A Step Towards Automated Tool Tracking to Objectively Track Trainee’s Intra-operative Autonomy: Leveraging Black Box Technology as a Proof of Concept Study
Neurosurgery Resident Duke University Durham, North Carolina, United States
Introduction: Surgical competency remains a challenging metric to quantify and therefore ensure that trainees are achieving. Currently, case minimums outlined by the Residency Review Committee (RRC) are the standard for ensuring neurosurgery residents are competent at the time of graduation, however there is evidence that these are not a valid marker of competency. Several efforts have attempted to subjectively quantify a resident trainee’s progress including the Surgical Autonomy Program or objective structured assessment of technical skills (O-SATS). To date, no reliable tool exists to objectively measure what portion of the case a resident participated in.
Methods: A symptomatic 5 cm sympathetic chain schwannoma tumor resection was performed by a resident, fellow and faculty member and was recorded using Black Box Technology. Several video feeds of the operating room and from the microscope were synced. At each time point, both the primary and assisting surgeon were identified using video footage of the room as well as which surgical instruments were being used through microscope footage. Audio transcript of the intraoperative communication was also obtained and included in the training model.

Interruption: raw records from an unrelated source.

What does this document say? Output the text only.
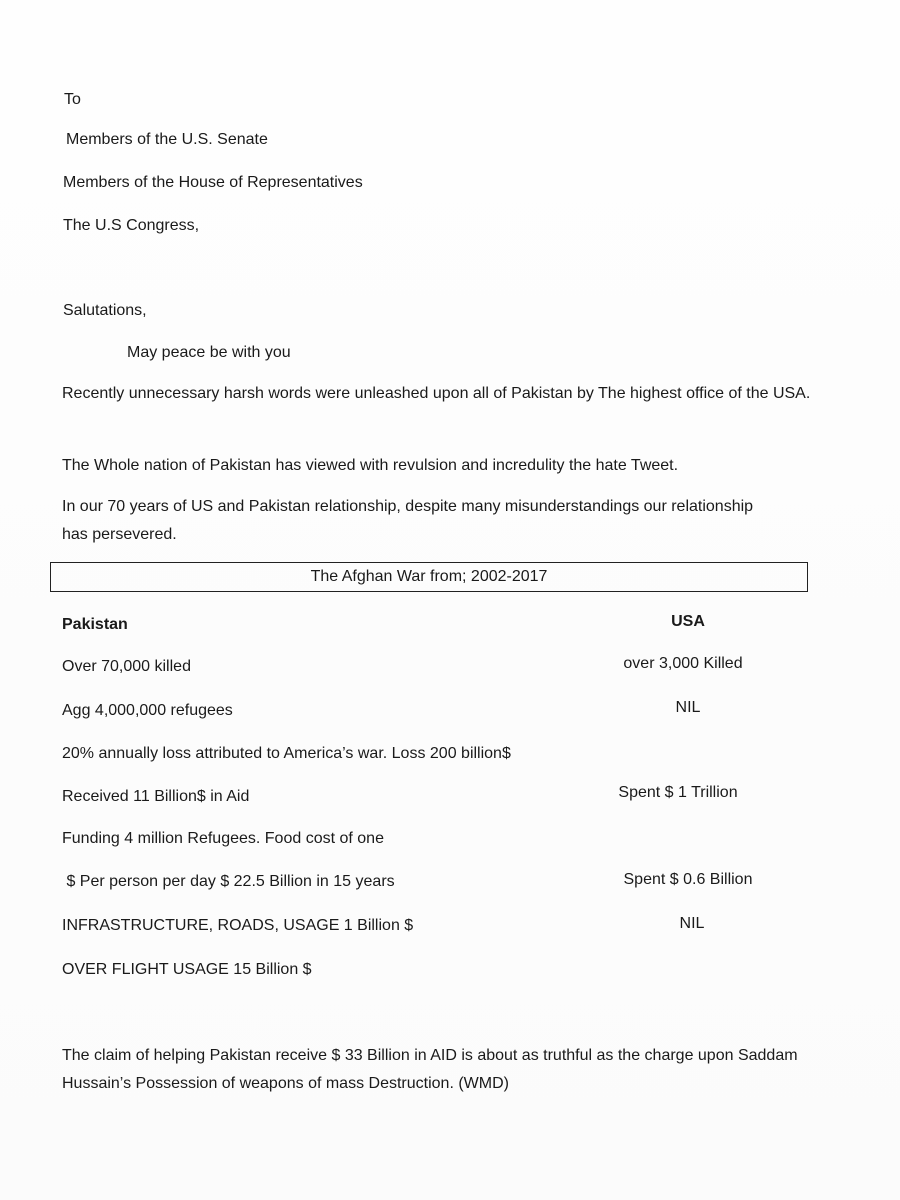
To
Members of the U.S. Senate
Members of the House of Representatives
The U.S Congress,
Salutations,
May peace be with you
Recently unnecessary harsh words were unleashed upon all of Pakistan by The highest office of the USA.
The Whole nation of Pakistan has viewed with revulsion and incredulity the hate Tweet.
In our 70 years of US and Pakistan relationship, despite many misunderstandings our relationship has persevered.
The Afghan War from; 2002-2017
Pakistan	USA
Over 70,000 killed	over 3,000 Killed
Agg 4,000,000 refugees	NIL
20% annually loss attributed to America’s war. Loss 200 billion$
Received 11 Billion$ in Aid	Spent $ 1 Trillion
Funding 4 million Refugees. Food cost of one
$ Per person per day $ 22.5 Billion in 15 years	Spent $ 0.6 Billion
INFRASTRUCTURE, ROADS, USAGE 1 Billion $	NIL
OVER FLIGHT USAGE 15 Billion $
The claim of helping Pakistan receive $ 33 Billion in AID is about as truthful as the charge upon Saddam Hussain’s Possession of weapons of mass Destruction. (WMD)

Results: The procedure was successfully subdivided into over 25 steps. Using the audio and video feeds, each operator was identified as being in the role of primary surgeon, assisting surgeon or observing for each step. Further, during the entire operation all utilized surgical instrument were attributed to one of the operator’s (resident, fellow, attending) hands (dominant, non-dominant). This was superimposed with the audio transcript to assess the degree of verbal assistance the trainee was requiring to perform the step. Through the combination of these data streams, trainee autonomy was assessed over the course of the operation.
Conclusion : Objectively tracking trainee autonomy remains an ongoing challenge in surgical education. This proof-of-concept study will serve as a template for future machine learning solutions.